И райским "утехам" поэт предпочел бы "цветущее блаженство мая". Весну с ее "румяным светом" и "златыми снами".

Однако иллюзорность подобной гармонии быстро дает о себе знать, и в апогее пантеистического слияния с природой ("все во мне и я во всем") лирический герой Тютчева испытывает "час тоски невыразимой". Оказывается, что и в природе нет светлого единства и "никакой загадки", что в мировом космическом строе шевелится хаос, что в дне сокрыта ночь, а в избытке жизни таится все та же смерть. Эта неизбывная раздвоенность и расколотость природного типа существования многократно подчеркнута поэтом, например в таких словосочетаниях, как "мглистый полдень" или "сумрачный свет звезд". Развертывающийся на "высях творенья" дневной блистательный мир кажется ему лишь "легкой тканью", "златотканным покровом", мгновенным "видением", радужным "сном", сквозь которые вторгается музыка разрушения и гибели, "неистовые звуки" "темной пропасти" и "безымянной бездны". С другой стороны, иллюзией остается и стремление погасить сознание в "златом безмыслии", отчего контраст между "блаженно-равнодушной" природой и страшащими заботами, нуждами и разочарованиями "мыслящего тростника" лишь усиливается и обостряется. В "удушливости" земных наслаждений поэт раскрывает, говоря словами Вл. Соловьева, "темный корень мирового бытия", "незримо во всем разлитое, таинственное Зло", торжество Смерти. "Весеннее успокоение" ("О, не кладите меня в землю сырую - скройте, заройте меня в траву густую") не удовлетворяет его, и он не желает примириться с участью весенней льдины, исчезающей в "бездне роковой".

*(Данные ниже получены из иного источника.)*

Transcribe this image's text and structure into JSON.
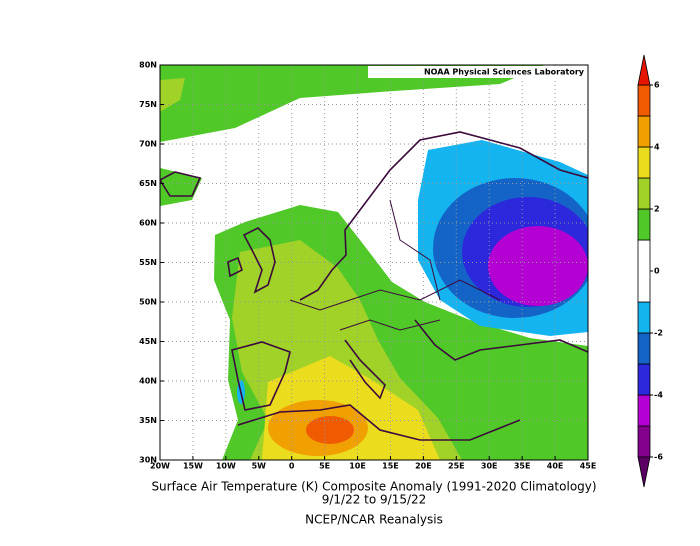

Подобно Паскалю, Тютчев обнаруживает, что в пределах самодостаточного натурализма, пантеистического мировоззрения, одухотворения природы невозможно преображение "темного корня" бытия и обретение не теряемого со смертью высшего смысла жизни. Более того, природу ожидает "последний катаклизм", когда "состав частей разрушится земных" и на покрывших все зримое водах отобразится Божий лик. И поэт вынужден констатировать, что нет ничего более противоположного, нежели Пантеизм и Христианство, которое есть единственно реальный выход как из иллюзорного обожествления природы, так и из радикального зла.

Тютчев как читатель "Мыслей" должен был принять логику автора, согласно которой человек, предоставленный самому себе и природе, не способен выйти из дурной бесконечности смены сезонов, "дня" и "ночи", растительно-животного цикла, "прибоя" и "отбоя" житейских волн, из глубиннейших коренных противоречий расколотого и раздробленного мира, не находя ни в чем твердой точки опоры. Но бездонная глубина и принципиальная неустранимость этих противоречий ни социальными переустройствами, ни философскими доктринами свидетельствуют, по мнению Паскаля, о наличии стоящей за ними тайны, без которой нет никакого смысла в человеческом существовании. Он "подсказывает" не поддающуюся рассудку разгадку сложной и запутанной человеческой природы: если бы человек никогда не был поврежден, он оставался бы полностью счастлив и справедлив и знал бы достоверную истину; если бы человек был только испорчен, он не имел бы никакой идеи о благе, истине и справедливости; но у нас есть идея счастья, а мы не можем его достичь, мы чувствуем образ правды, а обладаем только ложью, мы стремимся к бессмертию, а пребываем смертными существами; все это говорит о том, что мы стояли когда-то на высокой ступени совершенства, с которой упали.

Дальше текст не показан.